22yrs ago started walking,did not profess the Creed this year but am promised by next year my wife will too

Anonymous said...

We have friends who are part of The Way. A huge concern that I have about all of this is that they have four young children (all under 7, one is a newborn) and they are always leaving the kids with someone from "the community". I help with their older children on a regular basis and their kids express that they are sad that their parents are gone a lot, that they don't know where their parents are, and they have expressed to me and their school teachers that they don't know who their constantly changing babysitters are and how they don't like it. These things have been expressed to the parents and the parents just keep blowing it off, telling me (and other parents and teachers) that their kids are so young, they'll get over it.
One of their kids gets so stressed out from the parents not being around that they stop eating. I asked the kid about why they aren't eating and the response was that they are sad and miss their mom and dad. A four year old telling me this!
I have expressed my concerns to the parents and they just say that they feel called to do this. They feel called by the community to participate this way. The problem I have is that their community participation has led to them neglecting their children. And they are okay with that. Because, as they said, their kids. They'll get over it.
So, I have a hard time not seeing this specific "community" as a cult and it really weighs my opinion on The Way.
Anyone who is a part of The Way, or used to be, care to weigh in on this? Is this about par for the course and I'm just not seeing the benefit of having parents not be there for their children and instead, leaving their children with strangers on a regular basis, thereby causing the children to act out in ways that suggest they are depressed and/or anxious?
I don'r get it. Please, seriously, enlighten me.
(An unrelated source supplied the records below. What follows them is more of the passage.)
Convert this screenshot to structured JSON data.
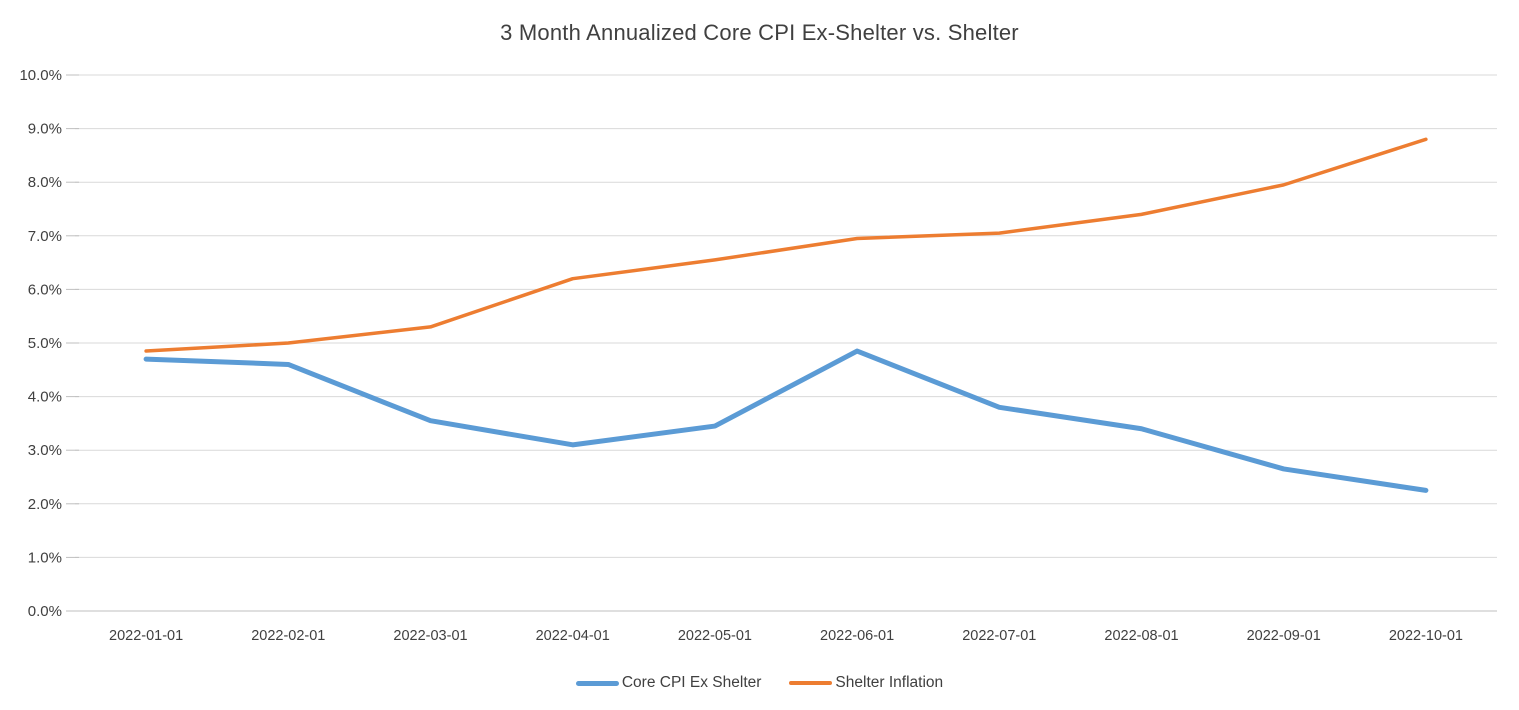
{
  "chart_data": {
    "type": "line",
    "title": "3 Month Annualized Core CPI Ex-Shelter vs. Shelter",
    "categories": [
      "2022-01-01",
      "2022-02-01",
      "2022-03-01",
      "2022-04-01",
      "2022-05-01",
      "2022-06-01",
      "2022-07-01",
      "2022-08-01",
      "2022-09-01",
      "2022-10-01"
    ],
    "series": [
      {
        "name": "Core CPI Ex Shelter",
        "color": "#5B9BD5",
        "stroke_width": 5,
        "values": [
          4.7,
          4.6,
          3.55,
          3.1,
          3.45,
          4.85,
          3.8,
          3.4,
          2.65,
          2.25
        ]
      },
      {
        "name": "Shelter Inflation",
        "color": "#ED7D31",
        "stroke_width": 3.5,
        "values": [
          4.85,
          5.0,
          5.3,
          6.2,
          6.55,
          6.95,
          7.05,
          7.4,
          7.95,
          8.8
        ]
      }
    ],
    "ylim": [
      0,
      10
    ],
    "ytick_step": 1,
    "ytick_labels": [
      "0.0%",
      "1.0%",
      "2.0%",
      "3.0%",
      "4.0%",
      "5.0%",
      "6.0%",
      "7.0%",
      "8.0%",
      "9.0%",
      "10.0%"
    ],
    "xlabel": "",
    "ylabel": "",
    "grid": "horizontal",
    "gridline_color": "#D9D9D9",
    "axis_line_color": "#BFBFBF",
    "text_color": "#404040",
    "legend_position": "bottom"
  }
}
If it's all part of a bigger picture, I'd love to know. That way I can stop worrying about these kids if I don't need to be. Thanks!

Anonymous said...

A few weeks ago a young Italian seminarian gave a talk in place of our parish priest's homily.
He was very earnest and continually referred to how the NCW had brought him to the seminary. I'm aware that part
of the NCWs appeal is that members' families give up one
or two of their sons to the priesthood but their first formation is at an NCW seminary and then they attend a standard seminary.
When the service was finished, I shook the young man's hand at the door. I observed a fixed emptiness in his eyes and took note of his indifferent
handshake.
His manner did not match his
impassioned performance in the pulpit. He was like an automaton.
I think that Kiko Arguello is a wolf in sheep's clothing and
the NCW is a poison that has been allowed to circulate through
the Church. I have met quite a few "neocats" and they are blinded by loyalty to the cult
of Kiko. I think all Catholics should be on our guard and stop
this movement from infiltrating our parishes. We have enough tribulations without having a cult in a midst.

Anonymous said...

This NCW Movement has to stop because it has seriously affected my relationship with my family and has caused my being depressed.

It has destroyed the Parish of St Gerard Majella Mirrabooka in Western Australia.